Table olives were in competition for the first time this year, alongside extra virgin olive oils and flavoured and infused oils. A total of 71 entrants from around Australia – 46 oils and 25 table varieties – yielded three gold medals, plus seven silver and 23 gold.
Best Olive Oil of Show went to Aminya Olive Oil, made from Correggiolo olives in Jingera, NSW, and exhibited by Tri Start Trading from Eastwood, Sydney.
A second gold medal went to Victoria’s Cobram Estate, with a Hojiblanca-variety oil.
The gold medal for Best Table Olive of Show was awarded to a Greek-style green Sevilano olive from Eagle Vale Olives, in Geraldton, WA.
The winners were chosen by Australian olive industry heavyweight Mrs Margi Kirkby, and guest judge, olive expert and chef/restauranteur Nino Zoccali, according to Australian Olive Association competition guidelines.
The judges rated essential characteristics like bitterness, pungency and fruit flavours, which reflect the oil’s quality, variety, growing climate, and most importantly the production process that made it. All entries were produced from Australian olives harvested this year, which the judges declared a good year, better than last year’s harvest.

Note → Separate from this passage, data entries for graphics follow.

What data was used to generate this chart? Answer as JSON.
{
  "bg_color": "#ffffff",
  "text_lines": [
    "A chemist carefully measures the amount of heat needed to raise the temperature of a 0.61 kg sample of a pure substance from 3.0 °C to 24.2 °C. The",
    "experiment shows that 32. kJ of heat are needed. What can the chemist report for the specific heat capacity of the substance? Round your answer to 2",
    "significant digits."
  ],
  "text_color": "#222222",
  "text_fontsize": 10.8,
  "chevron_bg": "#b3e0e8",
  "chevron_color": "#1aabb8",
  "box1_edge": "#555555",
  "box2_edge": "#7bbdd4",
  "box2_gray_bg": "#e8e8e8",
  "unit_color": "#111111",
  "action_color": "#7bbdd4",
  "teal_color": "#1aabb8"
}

With many popular olive oils from Europe sold with the aid of agricultural subsidies, the judges said that local oils are much better value.
“The majority of Australian extra virgin olive oil is of a high quality compared to the rest of the world…about 95% of our production is extra virgin olive oil,” said Chief judge Margi Kirkby.

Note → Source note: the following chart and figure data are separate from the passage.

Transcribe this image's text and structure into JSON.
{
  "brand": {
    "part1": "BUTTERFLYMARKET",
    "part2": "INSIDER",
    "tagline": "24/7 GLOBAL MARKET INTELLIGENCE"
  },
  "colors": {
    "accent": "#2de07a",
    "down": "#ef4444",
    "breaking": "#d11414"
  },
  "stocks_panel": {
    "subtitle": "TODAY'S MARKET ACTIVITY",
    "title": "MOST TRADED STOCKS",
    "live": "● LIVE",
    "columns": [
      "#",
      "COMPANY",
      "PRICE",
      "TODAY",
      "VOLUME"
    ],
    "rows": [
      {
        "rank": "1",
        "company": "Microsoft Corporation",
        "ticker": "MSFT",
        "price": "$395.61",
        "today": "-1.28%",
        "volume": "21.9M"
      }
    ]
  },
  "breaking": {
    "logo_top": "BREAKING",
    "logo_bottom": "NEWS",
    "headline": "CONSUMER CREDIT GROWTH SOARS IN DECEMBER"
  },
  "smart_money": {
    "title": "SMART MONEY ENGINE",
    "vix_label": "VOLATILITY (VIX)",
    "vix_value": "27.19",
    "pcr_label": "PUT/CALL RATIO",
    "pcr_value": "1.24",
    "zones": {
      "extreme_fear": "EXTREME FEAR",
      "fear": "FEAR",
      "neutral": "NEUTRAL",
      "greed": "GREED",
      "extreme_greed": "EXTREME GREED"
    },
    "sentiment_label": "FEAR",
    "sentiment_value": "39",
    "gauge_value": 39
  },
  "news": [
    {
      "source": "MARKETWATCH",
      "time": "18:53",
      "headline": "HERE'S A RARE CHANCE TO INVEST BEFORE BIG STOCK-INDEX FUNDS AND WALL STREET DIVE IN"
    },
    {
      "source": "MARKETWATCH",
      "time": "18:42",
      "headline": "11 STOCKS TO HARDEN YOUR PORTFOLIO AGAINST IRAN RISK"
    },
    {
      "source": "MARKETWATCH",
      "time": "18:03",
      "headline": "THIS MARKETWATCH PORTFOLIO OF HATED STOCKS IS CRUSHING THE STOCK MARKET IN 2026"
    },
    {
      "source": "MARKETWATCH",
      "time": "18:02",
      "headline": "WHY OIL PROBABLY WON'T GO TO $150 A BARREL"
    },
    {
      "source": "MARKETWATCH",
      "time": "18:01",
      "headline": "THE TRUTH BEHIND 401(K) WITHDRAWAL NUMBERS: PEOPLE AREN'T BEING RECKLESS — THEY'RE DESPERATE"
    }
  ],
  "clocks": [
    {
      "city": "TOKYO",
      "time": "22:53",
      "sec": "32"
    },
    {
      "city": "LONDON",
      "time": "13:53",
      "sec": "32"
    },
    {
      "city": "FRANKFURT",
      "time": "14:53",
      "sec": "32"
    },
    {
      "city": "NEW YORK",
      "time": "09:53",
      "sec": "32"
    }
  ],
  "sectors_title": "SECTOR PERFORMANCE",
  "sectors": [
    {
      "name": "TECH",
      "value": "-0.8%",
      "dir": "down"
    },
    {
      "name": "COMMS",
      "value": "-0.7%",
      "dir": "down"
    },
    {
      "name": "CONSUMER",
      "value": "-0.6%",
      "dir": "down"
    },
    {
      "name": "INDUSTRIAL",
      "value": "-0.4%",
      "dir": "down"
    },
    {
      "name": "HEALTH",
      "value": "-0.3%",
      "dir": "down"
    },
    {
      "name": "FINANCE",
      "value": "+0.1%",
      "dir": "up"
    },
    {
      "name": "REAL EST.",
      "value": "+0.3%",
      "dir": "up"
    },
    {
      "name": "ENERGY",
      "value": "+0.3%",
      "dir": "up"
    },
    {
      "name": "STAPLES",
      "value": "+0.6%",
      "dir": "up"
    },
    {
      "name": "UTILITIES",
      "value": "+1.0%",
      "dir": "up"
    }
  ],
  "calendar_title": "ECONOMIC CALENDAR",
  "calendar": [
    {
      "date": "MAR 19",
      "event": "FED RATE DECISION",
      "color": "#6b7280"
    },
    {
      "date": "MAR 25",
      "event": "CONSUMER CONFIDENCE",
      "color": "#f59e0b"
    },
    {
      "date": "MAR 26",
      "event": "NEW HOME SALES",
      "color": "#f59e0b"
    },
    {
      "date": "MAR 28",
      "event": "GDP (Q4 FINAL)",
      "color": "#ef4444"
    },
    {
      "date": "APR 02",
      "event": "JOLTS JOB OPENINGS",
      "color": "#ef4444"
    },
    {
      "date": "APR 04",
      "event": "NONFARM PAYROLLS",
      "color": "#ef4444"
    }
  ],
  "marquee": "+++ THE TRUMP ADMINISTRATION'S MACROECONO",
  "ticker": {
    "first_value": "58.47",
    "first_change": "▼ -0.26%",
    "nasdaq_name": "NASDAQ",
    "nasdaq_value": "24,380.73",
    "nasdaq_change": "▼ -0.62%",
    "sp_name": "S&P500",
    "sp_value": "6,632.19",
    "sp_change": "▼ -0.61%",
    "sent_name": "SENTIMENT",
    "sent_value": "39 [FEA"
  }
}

Zoccali felt that the gently extracted, first run extra virgin oil was the best, because “any processing kills character… you need those anti-oxidants to give the oil shelf life.”
The judges said that the development of the Australian olive industry was an exciting time, exploring varieties and technology.
“We’re all still learning. Olive judging is getting better in Australia. We’re different to Europe because of local conditions. The premium Italian industry is a boutique cottage industry, while we tend to be larger,” said Zoccali.